Relationship between MyD88 and NOD2

Our patient carries both MYD88 L265P.and NOD2 mutations, thus raising a question whether both molecules are cooperative. MyD88 in B cells is essential for antibody production when antigens are co-administered with TLR agonists.^[39] In the literature, a potential relationship between NOD2 and MyD88 has been studied.^[40] Most of such studies were conducted in infections, particularly in mouse models of infections such as Staphaureus^[41] and Turberculosis.^[42] Very few studies were based on autoinflammatory disease.
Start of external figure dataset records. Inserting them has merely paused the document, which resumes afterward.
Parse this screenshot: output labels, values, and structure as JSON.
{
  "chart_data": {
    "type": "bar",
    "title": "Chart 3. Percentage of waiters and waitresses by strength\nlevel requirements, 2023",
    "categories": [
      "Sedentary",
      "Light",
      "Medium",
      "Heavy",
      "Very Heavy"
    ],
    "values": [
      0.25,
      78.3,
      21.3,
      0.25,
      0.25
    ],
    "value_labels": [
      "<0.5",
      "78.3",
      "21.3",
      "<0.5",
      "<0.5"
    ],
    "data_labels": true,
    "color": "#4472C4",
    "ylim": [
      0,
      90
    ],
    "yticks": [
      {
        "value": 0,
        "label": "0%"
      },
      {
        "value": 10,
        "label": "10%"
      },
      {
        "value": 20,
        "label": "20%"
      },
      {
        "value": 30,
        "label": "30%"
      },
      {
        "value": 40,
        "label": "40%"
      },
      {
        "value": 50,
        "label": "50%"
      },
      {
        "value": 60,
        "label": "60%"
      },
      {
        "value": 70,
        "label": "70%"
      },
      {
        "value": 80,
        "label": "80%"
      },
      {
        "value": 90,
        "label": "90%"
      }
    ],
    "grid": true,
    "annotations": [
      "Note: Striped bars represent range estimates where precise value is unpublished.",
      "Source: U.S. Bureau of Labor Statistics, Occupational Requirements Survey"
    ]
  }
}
In a study of mouse model, ocular inflammation induced by synthetic TLR2 agonists required MyD88 but not NOD2 or NOD1.^[43] In a mouse model of peptidoglycan induced arthritis, TLR-2 or MyD88 deficiency did not influence arthritis induced by specific NOD-2 agonist.^[44] However, in a study of NOD2 and MyD88 double deficient mice, there was a significant reduction in the innate immune response compared to mice deficient with either one of two genes alone, suggesting that NOD2 and TLR/MyD88 pathways would cooperate independently but additively to stimulate innate immune response.^[45] Taken together, NOD2 and MyD88 pathways could be cooperative in certain diseases under circumstances.

In summary, macroglobulinemia can occur in autoinflammatory diseases. SchS patients may be complicated with WM. Both MyD88 and NOD2 mutations can be detected in some SchS patients, and they could be cooperative in contributing to SchS that evolves into WM.